This monographic exhibition explores the legacy of Allan Sekula (American, 1951–2013) by charting the artist’s research into the world’s largest and increasingly fragile hydrosphere: our oceans. The exhibition title is a reference to the figure of Okeanos—the son of Gaia, the mythical goddess of the earth—who ruled over the oceans and water. His aquatic perspective—from and of the oceans—represents a shift of focus that counters the terrestrial ecologies of most contemporary discourses on the environment.
Drawing from the Thyssen-Bornemisza Art Contemporary (TBA21) collection, the exhibition features a selection of seminal works from Sekula’s multi-faceted oeuvre. Three chapters from Sekula’s magnum opus Fish Story evocatively document maritime spaces and the effects of globalization. By describing shifting labor locations and relations, complexities of containerization, shipping logistics and rationalization, Fish Story weaves observations of global socio-political and economic configurations and explores histories of the seas.

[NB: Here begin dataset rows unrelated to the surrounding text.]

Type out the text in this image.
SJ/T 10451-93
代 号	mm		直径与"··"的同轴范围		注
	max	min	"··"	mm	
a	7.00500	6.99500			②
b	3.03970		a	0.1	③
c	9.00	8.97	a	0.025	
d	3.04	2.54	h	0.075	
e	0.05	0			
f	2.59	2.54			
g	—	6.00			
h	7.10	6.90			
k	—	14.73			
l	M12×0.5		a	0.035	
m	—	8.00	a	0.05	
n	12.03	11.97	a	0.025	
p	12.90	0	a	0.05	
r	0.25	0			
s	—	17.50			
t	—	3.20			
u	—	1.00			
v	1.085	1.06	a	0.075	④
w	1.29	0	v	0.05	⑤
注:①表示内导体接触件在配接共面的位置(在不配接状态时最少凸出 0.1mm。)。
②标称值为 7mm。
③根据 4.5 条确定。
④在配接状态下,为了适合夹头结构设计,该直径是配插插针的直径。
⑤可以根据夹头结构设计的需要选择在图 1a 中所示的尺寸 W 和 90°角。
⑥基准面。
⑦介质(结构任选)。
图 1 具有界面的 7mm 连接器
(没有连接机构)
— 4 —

Other important works featured in the exhibition include two films: Tsukiji, 2001, and Lottery of the Sea, 2006, as well as photographic works from Sekula’s series “Black Tide / Marea negra,” 2002–03; “Large and small disasters (Islas Cíes and Bueu, 12-20-02),” 2002–03, and “Self-portrait (Lendo, 12-22-02),” 2002–03.
Francesca von Habsburg, founder of TBA21, notes, “Allan Sekula’s photography, films and writing open a window to the reality of life at sea. Sekula not only highlighted the ugliness of exploitation, he also revealed the beauty of the ordinary, of the everyday. His thoughtful work is a testament to resistance and to hope, and it plays a vital role in understanding the challenges facing our embattled oceans.”